In: Nursing
why would diuretics be perscribed for long term use?
Diuretic use is crucial in the management of symptomatic heart failure with pulmonary or systemic congestion, or both. There were few other choices. Long-term diuretic use with thiazides ,loop diuretics, such as furosemide (Lasix), became the diuretics of choice for patients with heart failure and fluid retention. There is little doubt that these potent diuretics have eased the management of this condition, and most patients can now be kept reasonably free of severe edema and pulmonary congestion. For most patients with advanced heart failure, there is no alternative to the use of potent diuretics to manage the symptoms that have the greatest effect on quality of life.
With the more recent awareness of the critical importance of the neurohormonal aspects of heart failure, we now recognize that diuretics may have deleterious effects on the heart itself. Blood volume contraction, via diuretics or otherwise, stimulates the renin-angiotensin-aldosterone system (RAAS), which in turn stimulates the sympathetic nervous system, resulting in progression in the structural and functional disorder that characterizes heart failure.
most of these patients were taking angiotensin-converting enzyme (ACE) inhibitors, which would be expected to ameliorate at least some of the adverse effects of RAAS stimulation by diuretics. Most were not taking beta blockers, which had not yet become standard treatment for heart failure when the DIG trial was undertaken. Nor were they taking aldosterone inhibitors, which have since become widely used for severe heart failure and for heart failure occurring with acute myocardial infarction.

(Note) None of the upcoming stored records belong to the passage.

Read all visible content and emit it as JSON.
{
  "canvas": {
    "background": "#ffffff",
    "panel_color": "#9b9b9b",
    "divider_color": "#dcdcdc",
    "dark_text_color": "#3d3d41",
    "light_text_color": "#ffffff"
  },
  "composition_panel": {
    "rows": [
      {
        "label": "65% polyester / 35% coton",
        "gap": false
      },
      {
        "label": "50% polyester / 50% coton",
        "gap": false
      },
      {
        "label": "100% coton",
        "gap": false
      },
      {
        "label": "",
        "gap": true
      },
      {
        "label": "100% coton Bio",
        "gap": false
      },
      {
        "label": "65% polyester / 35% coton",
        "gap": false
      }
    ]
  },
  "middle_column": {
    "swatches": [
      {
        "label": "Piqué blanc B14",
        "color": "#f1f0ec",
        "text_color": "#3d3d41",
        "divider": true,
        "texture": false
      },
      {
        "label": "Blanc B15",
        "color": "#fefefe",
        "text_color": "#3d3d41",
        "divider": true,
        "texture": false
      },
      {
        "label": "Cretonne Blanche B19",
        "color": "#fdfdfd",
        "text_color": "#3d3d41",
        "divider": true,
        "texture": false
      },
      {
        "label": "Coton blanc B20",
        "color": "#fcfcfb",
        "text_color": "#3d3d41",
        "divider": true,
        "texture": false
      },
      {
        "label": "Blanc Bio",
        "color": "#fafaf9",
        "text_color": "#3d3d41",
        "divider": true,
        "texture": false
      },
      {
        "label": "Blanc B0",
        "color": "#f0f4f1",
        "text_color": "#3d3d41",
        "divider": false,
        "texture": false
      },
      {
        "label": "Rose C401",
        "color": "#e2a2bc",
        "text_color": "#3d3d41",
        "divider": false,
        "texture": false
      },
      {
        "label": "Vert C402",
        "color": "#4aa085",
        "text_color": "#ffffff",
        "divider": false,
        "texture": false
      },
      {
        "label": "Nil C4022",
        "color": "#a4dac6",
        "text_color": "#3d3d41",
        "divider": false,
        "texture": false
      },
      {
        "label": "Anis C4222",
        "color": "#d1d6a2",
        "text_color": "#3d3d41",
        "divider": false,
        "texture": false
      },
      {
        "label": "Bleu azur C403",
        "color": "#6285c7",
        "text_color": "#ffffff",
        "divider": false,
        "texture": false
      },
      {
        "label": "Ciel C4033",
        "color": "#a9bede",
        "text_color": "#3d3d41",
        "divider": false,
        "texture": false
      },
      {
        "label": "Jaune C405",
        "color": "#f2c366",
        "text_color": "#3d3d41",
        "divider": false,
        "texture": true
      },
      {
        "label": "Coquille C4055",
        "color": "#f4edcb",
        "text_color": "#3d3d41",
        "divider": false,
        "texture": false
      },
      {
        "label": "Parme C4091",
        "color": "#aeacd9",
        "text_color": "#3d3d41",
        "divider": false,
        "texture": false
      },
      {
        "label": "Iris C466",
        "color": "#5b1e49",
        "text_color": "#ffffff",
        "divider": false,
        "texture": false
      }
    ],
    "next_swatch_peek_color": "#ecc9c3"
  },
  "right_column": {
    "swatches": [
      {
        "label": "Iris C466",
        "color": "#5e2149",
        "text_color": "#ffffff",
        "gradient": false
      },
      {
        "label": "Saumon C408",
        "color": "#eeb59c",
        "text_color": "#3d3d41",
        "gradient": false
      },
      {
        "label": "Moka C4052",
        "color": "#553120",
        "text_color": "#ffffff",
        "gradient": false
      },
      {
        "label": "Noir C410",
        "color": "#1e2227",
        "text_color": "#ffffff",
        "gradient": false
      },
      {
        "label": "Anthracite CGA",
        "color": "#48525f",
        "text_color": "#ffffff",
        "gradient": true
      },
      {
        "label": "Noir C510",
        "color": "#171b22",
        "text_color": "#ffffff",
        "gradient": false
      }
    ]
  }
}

Diuretic use on a daily basis should be reserved for those patients who truly need it. It is better to individualize diuretic dosage, especially for those patients who may retain fluid only occasionally. Indeed, weight-based administration of diuretics is a successful strategy in many patients with class I or class II heart failure. Even the more severely symptomatic patient can use dose adjustment based on weight to avoid the daily use of the most potent regimen. In addition, it would appear likely that the worst effects of neurohormonal stimulation by diuretics can be antagonized by use of ACE inhibitors or angiotensin receptor blockers, or both; beta blockers; and at least in selected cases, aldosterone antagonists.